UTKU ÇAKIRÖZER (Eskişehir) - Teşekkür ederim Sayın Başkan.

Ben Sayın Bakan Yardımcısı "Geneli böyledir, istisnaları farklıdır." dedi. Tam da istisna olması gereken metin bu çünkü biz tamamen Katar'ın isteğiyle, onun ricasıyla gidiyoruz; tam da istisnayı sağlamanız gereken yer. Ben Haluk Bey'in bıraktığı yerden devam ediyorum, 1 Martı anlattı yani siz 1 Mart tezkere müzakerelerini yürütmüş Bakanlığın temsilcisisiniz, siyasi atama değilsiniz, Bakanlıktan yetiştiniz.

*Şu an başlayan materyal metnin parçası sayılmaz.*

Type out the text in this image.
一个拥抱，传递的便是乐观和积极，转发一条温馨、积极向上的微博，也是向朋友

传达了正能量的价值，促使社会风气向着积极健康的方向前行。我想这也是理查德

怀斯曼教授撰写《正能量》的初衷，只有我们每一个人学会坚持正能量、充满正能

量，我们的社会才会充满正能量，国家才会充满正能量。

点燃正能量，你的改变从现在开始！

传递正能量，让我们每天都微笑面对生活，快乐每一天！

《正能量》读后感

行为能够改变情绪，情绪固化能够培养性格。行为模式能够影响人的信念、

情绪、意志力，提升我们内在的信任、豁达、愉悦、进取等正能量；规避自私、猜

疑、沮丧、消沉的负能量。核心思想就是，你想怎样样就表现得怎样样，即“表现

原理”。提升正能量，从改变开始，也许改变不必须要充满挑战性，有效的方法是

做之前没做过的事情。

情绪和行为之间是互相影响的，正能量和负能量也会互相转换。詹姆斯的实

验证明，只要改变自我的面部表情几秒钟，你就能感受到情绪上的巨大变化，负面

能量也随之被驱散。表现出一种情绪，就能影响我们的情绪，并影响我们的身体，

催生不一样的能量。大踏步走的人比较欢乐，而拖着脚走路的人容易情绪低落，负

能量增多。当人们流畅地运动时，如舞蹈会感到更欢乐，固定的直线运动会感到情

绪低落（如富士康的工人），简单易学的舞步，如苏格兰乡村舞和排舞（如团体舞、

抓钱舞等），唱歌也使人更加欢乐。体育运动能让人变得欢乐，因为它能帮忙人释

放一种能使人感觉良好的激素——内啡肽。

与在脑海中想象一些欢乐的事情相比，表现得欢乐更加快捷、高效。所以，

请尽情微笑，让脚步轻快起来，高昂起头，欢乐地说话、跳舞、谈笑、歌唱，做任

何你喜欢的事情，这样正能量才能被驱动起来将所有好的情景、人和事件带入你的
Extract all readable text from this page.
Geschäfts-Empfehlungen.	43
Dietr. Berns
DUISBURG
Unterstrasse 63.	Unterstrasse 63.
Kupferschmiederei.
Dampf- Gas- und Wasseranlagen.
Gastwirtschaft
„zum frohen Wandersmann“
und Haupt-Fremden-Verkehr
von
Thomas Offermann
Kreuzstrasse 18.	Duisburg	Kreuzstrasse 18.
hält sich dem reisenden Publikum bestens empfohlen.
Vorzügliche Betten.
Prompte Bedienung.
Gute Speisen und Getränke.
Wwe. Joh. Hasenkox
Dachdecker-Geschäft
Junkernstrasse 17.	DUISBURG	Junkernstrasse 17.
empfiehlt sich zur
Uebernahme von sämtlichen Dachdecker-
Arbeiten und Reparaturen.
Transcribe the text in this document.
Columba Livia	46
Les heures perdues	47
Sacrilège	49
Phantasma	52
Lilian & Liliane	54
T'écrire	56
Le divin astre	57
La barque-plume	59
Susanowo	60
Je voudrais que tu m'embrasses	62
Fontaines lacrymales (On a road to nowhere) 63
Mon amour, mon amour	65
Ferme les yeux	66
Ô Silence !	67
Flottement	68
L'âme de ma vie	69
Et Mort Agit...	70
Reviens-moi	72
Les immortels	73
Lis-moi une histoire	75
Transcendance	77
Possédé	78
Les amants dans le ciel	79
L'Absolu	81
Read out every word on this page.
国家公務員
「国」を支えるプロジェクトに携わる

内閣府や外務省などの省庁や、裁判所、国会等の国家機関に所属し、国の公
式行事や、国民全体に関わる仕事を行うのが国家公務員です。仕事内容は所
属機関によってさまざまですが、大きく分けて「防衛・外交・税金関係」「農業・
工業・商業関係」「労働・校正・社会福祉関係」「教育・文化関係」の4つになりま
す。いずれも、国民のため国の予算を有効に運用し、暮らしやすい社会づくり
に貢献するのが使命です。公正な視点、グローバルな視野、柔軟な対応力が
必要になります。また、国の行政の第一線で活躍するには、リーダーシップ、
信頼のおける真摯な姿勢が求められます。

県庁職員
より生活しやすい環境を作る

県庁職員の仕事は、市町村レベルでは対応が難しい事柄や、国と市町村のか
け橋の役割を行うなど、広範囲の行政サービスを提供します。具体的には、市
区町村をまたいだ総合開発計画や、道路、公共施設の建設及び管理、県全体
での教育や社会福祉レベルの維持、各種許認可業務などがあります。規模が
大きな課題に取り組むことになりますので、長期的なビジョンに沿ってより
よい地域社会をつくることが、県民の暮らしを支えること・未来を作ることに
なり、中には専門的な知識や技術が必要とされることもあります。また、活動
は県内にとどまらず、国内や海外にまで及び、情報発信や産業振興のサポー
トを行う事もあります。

O müzakerelerde -Sayın Haluk Bey söyledi- tabii ki hukuk bölümünde şöyleydi yanılmıyorsam: Amerikan askerleri, buraya gelip geçecek olan askerler kendi hukuklarına tabi olacak, görevlerinin dışında Türk hukukuna tabi olacaktı, bakın. Ama aylarca müzakere edildi, şimdi, aylarca müzakere edildi sırf Türkiye'nin çıkarları korunsun diye. Siz diyorsunuz ki... Bir bankayla bile sözleşme yaparken bu banka beni seviyor diye imza atmazsınız, kendinizi sağlama alacaksınız, banka da alır siz de alırsınız. Katar'la biz iyi olalım, inanın, en az AK PARTİ'li dostlarımız, MHP'li dostlarımız kadar ben de istiyorum çünkü bu ilişkiler Türkiye'nin çıkarına. Ama iyi ilişki olacak diye siz esnek bir sözleşme çıkaramazsınız buradan, buna izin vermeyiz ya da iktidar çıkarır, sorumluluğunu alır.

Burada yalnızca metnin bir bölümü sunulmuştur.